O imbróglio em que a UFSC se encontra está servindo ao menos para mostrar o quão dispensável é a função da corregedoria. Com efeito, vemos que há uma total incompatibilidade entre a autonomia universitária e a função do corregedor. Isso fica evidente quando consideramos que a UFSC exerce autonomia apenas parcial no que se refere a estabelecer critérios para escolha do corregedor, já que pela intervenção do MPF e da CGU a instituição tem negada sua autonomia em investigar o corregedor usando os meios de que dispõe, no caso, o processo administrativo.
Outro ponto que se revela contraditório para a universidade é o fato do corregedor ser escolhido por um GT composto por poucas pessoas, mas, uma vez no cargo, ele se investe de poder suficiente para forçar o afastamento de um reitor democraticamente eleito num processo em que participa toda a comunidade universitária. Como podemos aceitar que um corregedor concentre tantos poderes e os exerça de modo a poder afastar um reitor sem nem mesmo precisar da anuência de um órgão colegiado como o CUn ? Devemos ter em mente aqui uma diferença entre “suspeição” e “provas concretas”. Tivesse o corregedor apresentado ao CUn meras suspeições, e havendo um mecanismo que facultasse ao CUn o afastamento do reitor em face de meras suspeições, teria sido o reitor afastado? Não sabemos, mas no momento em que o corregedor apresenta suas suspeições ao MPF e PF nós transferimos a esses órgãos a decisão de afastar o reitor. Isso é humilhante, pois estes mesmos procuradores, juízes e policiais federais que formaram seu juízo determinando a prisão e afastamento do reitor nada seriam se não tivessem em algum momento passado por alguma instituição que os formou e, agora, vemos a cilada que armamos para nós mesmos ao criar a corregedoria, pois fica claro que a suspeição de um simples corregedor é capaz de forçar a universidade a renunciar ao seu próprio julgamento, tornando-a subserviente ao que é posto por procuradores e juízes de fora da universidade ao lidar com evidências que parecem demasiadamente tênues.
Mas, afinal, quais foram as evidências concretas dadas pelo corregedor Rodolfo Hickel do Prado para afastar o reitor? Da exposição indevida [1] que o corregedor faz na mídia, o que vemos são ilações como a que ele mesmo sugere num trecho de uma entrevista dada ao jornal do NSC [2] ao falar sobre supostas ameaças que estaria recebendo
“As ameaças, no que diz respeito à corregedoria, elas se iniciaram logo após a posse do reitor. Alguns assessores talvez levassem a ele que … olha a corregedoria está investigando um ato que possa chegar a A ou B que tivesse algum relacionamento com o reitor, ou então se procurava tentar parar o trabalho ou … as pessoas não colaborarem com as intervenções que a corregedoria tinha por necessidade buscar subsídios para trabalhar.”

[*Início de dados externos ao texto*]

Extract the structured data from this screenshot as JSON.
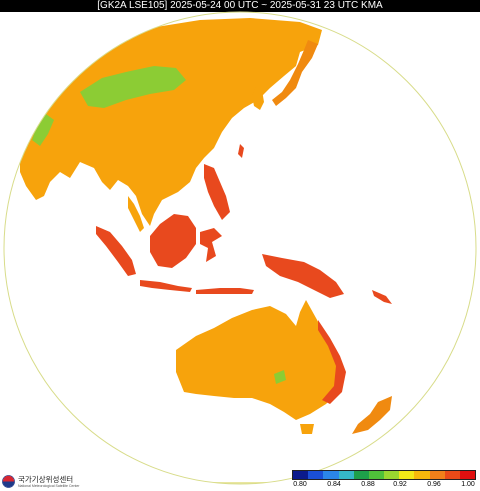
{
  "header": {
    "title": "[GK2A LSE105] 2025-05-24 00 UTC ~ 2025-05-31 23 UTC KMA"
  },
  "map": {
    "ocean_color": "#ffffff",
    "limb_color": "#d8dc8a",
    "colors": {
      "land_main": "#f7a30c",
      "land_red": "#e8491e",
      "land_green": "#8ccc34",
      "land_dark_orange": "#f08a10"
    }
  },
  "colorbar": {
    "colors": [
      "#0b1a8c",
      "#1a4fd6",
      "#2b86e8",
      "#35b8c8",
      "#1ea04a",
      "#4fc23a",
      "#9ad830",
      "#f2e818",
      "#f7b80c",
      "#f0801a",
      "#e84a18",
      "#e01010"
    ],
    "tick_labels": [
      "0.80",
      "0.84",
      "0.88",
      "0.92",
      "0.96",
      "1.00"
    ]
  },
  "logo": {
    "name": "국가기상위성센터",
    "subtitle": "National Meteorological Satellite Center"
  }
}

Como assim sr. corregedor Rodolfo? Se não tens como provar o que afirma, e isso fica claro pelo uso dos termos “talvez” , “tivesse”, “procurava tentar”, não deverias ir a público falar do caso, contrariando aquilo que a universidade espera do exercício da sua função que é a “responsabilidade no trato de todo e qualquer material correcional”.
A função da corregedoria também se mostra dispensável, pois, na sua essência, é um órgão que parece competir com o gabinete do reitor no aspecto correcional. Ora, alguém poderia alegar que a corregedoria se faz necessária para investigar a própria administração central face a denúncias, contudo, nada impediria que aquele que fez a denúncia original sobre desvio de verbas do EAD fosse diretamente a PF apresentar as evidências que alegava ter contra o reitor. Fica claro então que não precisamos da figura de um corregedor para fazer essa intermediação.

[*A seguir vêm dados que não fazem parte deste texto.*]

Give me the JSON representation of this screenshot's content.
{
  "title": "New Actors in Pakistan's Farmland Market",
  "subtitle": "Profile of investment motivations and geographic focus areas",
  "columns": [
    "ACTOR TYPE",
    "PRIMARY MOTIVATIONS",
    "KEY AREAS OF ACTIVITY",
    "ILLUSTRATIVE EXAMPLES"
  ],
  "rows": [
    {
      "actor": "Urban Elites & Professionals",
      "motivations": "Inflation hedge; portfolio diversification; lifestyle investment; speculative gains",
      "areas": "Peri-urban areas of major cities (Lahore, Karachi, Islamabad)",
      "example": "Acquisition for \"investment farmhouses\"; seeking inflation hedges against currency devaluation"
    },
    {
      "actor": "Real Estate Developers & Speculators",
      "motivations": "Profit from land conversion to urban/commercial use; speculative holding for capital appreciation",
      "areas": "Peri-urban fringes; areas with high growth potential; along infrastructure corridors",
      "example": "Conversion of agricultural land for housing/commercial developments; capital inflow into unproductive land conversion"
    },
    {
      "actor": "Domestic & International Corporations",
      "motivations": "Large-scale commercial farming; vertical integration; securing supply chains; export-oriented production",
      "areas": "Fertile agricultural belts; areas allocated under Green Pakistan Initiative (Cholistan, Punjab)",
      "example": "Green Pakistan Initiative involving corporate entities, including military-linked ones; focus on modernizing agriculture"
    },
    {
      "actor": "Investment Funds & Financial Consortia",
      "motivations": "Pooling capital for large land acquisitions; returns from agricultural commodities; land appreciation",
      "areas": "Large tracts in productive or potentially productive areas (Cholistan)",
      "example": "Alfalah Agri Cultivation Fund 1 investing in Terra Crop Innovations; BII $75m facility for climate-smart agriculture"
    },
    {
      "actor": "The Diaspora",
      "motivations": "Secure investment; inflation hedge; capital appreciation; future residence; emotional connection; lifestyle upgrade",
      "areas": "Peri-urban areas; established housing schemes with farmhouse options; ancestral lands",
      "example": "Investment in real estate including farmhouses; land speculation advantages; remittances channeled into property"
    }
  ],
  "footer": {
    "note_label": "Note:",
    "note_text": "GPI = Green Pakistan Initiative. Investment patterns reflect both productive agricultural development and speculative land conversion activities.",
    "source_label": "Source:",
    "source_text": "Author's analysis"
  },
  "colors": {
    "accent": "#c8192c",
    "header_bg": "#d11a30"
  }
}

Quanto ao atual corregedor, seria muito proveitoso se ele se apresentasse em público refutando as objeções que tem sido postas à sua atuação frente a universidade [3]. Sua renúncia faria um grande bem a instituição além de preservar sua própria imagem diante do que parece ser o início de um processo irreversível que poderá levar ao seu afastamento.
Marcelo Carvalho
Professor do Departamento de Matemática
Notas
[1] A exposição na mídia que o corregedor faz de casos correcionais se mostra indevida por contrariar um dos critérios de admissibilidade ao cargo de corregedor, a saber, que o corregedor deve “possuir grande responsabilidade no trato de todo e qualquer material de cunho correcional”. Ora, ao dar publicidade a investigações em curso, o corregedor deixa de observar este critério e, por esta razão, deveria ser afastado da sua função.
PS: Curiosamente, a matéria referida em [3] além de mencionar fatos relacionados a atuação do corregedor na UFSC, também lista fatos passados sobre o corregedor que, confirmada a veracidade, entraria em choque com os critérios de seleção estabelecidos pelo GT que selecionou o corregedor.